Ben presto i sovietici strabiliarono il mondo: il 4 ottobre 1957 lo Sputnik, il primo satellite artificiale della storia, fu lanciato in orbita. Era poco più grande di una palla da basket e pesante solo 85 chili, ma per l’America fu un trauma e uno smacco: i «rossi» stavano conquistando lo spazio, e potevano colpirla con testate termonucleari. Non era ancora finita, anzi. Un mese dopo, il 4 novembre, il Cremlino mandò nello spazio il primo essere vivente: la cagnetta Laika, un bastardino raccolto nelle strade di Mosca.
Il messaggio era chiaro: a 40 anni dalla Rivoluzione di Lenin, il comunismo era l’avanguardia mondiale della scienza e della tecnologia, ma soprattutto un sistema superiore a quello capitalista.
Nel frattempo, gli americani arrancavano: nel dicembre del 1957 il vettore Vanguard avrebbe dovuto portare in orbita il primo satellite, ma esplose sulla rampa di lancio, per fare un solo esempio. Non bastava. Nel settembre del 1959 il Lunik II arrivò sulla Luna, e nell’estate successiva due cagnolini, Belka e Strelka, orbitarono intorno alla Terra 18 volte, e tornarono vivi.

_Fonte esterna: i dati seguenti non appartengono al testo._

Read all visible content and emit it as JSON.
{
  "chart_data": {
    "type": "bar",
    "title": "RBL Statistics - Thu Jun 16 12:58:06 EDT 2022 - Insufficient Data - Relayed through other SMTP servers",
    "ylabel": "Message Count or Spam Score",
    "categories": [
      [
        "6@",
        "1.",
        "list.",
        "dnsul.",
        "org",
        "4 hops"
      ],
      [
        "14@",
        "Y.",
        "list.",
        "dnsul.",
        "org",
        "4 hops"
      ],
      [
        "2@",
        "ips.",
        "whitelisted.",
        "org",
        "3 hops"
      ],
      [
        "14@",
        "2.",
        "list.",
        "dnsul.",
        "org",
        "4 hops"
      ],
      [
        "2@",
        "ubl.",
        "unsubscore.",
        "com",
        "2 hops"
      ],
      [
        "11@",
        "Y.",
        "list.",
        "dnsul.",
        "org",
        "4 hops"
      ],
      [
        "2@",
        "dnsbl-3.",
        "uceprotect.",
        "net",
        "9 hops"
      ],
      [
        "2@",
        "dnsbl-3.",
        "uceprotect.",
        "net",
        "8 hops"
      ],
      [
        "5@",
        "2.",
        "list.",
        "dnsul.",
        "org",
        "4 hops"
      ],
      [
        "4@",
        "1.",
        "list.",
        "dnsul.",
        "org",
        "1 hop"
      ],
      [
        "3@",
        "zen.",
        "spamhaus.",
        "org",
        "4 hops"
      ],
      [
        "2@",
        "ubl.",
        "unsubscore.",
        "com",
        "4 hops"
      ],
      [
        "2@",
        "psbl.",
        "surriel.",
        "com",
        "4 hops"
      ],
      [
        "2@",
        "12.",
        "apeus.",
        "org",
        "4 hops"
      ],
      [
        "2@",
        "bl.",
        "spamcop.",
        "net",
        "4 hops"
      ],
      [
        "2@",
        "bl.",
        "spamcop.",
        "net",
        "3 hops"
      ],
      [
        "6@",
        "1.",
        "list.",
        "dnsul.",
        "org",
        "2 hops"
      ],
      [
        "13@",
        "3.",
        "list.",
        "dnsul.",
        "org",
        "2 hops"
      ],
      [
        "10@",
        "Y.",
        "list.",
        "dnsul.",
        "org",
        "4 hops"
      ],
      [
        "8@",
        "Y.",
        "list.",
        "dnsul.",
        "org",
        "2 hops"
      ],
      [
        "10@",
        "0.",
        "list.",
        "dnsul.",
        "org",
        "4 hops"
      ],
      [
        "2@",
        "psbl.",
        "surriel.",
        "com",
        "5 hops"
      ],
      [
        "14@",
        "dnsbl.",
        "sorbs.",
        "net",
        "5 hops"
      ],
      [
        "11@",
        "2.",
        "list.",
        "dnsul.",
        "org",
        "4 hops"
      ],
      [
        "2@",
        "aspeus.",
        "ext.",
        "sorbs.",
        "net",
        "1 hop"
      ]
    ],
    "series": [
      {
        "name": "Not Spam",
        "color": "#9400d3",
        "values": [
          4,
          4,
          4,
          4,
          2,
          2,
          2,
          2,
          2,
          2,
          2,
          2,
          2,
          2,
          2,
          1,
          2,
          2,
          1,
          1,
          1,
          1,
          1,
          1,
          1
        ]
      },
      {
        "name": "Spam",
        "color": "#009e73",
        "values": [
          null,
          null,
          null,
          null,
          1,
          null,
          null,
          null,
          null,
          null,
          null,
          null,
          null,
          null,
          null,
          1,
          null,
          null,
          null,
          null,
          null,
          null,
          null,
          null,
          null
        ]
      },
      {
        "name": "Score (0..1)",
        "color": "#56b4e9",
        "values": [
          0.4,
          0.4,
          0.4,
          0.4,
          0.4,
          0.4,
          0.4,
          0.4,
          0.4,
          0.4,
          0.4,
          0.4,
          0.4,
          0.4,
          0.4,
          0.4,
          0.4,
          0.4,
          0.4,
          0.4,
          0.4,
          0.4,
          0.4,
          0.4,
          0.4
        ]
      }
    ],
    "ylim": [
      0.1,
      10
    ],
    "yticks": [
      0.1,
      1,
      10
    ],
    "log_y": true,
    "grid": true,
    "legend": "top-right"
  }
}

Il 31 gennaio del 1961, finalmente, la risposta americana: il simpatico scimpanzé Ham trascorse 16 minuti e 39 secondi in volo suborbitale. Ma la soddisfazione durò poco: due mesi dopo, il 12 aprile, il mondo rimase infatti sbalordito di fronte all’impresa del ventisettenne Yuri Gagarin che salì fino a 302 chilometri e riuscì a compiere un’orbita completa intorno alla terra.
Il primo uomo nello spazio fu il trionfo dell’Urss. Gli Stati Uniti stavano perdendo sia in termini scientifici sia di propaganda: Gagarin era più famoso dei Beatles.
Ci pensò allora John Kennedy che, appena eletto, lanciò la nuova sfida: entro dieci anni bisognava mandare l’uomo sulla Luna, perché «nessun progetto spaziale in quest’epoca potrebbe essere più grandioso per l’umanità», disse. Era il 25 maggio 1961. Il programma si chiamò Apollo, e già il 20 febbraio 1962 John Glenn fece il primo volo orbitale, come Gagarin. Ecco la svolta tanto attesa: i sovietici non avevano più il monopolio dello spazio. Tra successi, fallimenti e tragedie la corsa continuò. Un solo esempio: il 27 gennaio 1967 l’Apollo 1 si incendiò e morirono i tre astronauti. Ma anche i costi crescevano sempre più, e i sovietici faticavano a eguagliare i 5 miliardi all’anno degli americani.
Così, il 16 luglio 1969 l’Apollo 11 partì da Cape Canaveral. Il volo decisivo e il Paese, scosso dalla guerra del Vietnam e dagli omicidi di Martin Luther King e Bobby Kennedy, si ritrovò unito e orgoglioso. La sfida era vinta, l’Occidente aveva trionfato. «La storia si scrive ogni giorno», aveva detto John Kennedy alla Brooks Air Force Base in Texas il 21 novembre 1963, poche ore prima di essere assassinato. E qualcuno allora, il 20 luglio 1969, si recò al cimitero di Arlington e pose un mazzo di fiori sulla sua tomba. Di fianco, un biglietto con poche parole: «Signor Presidente, l’Eagle è allunato».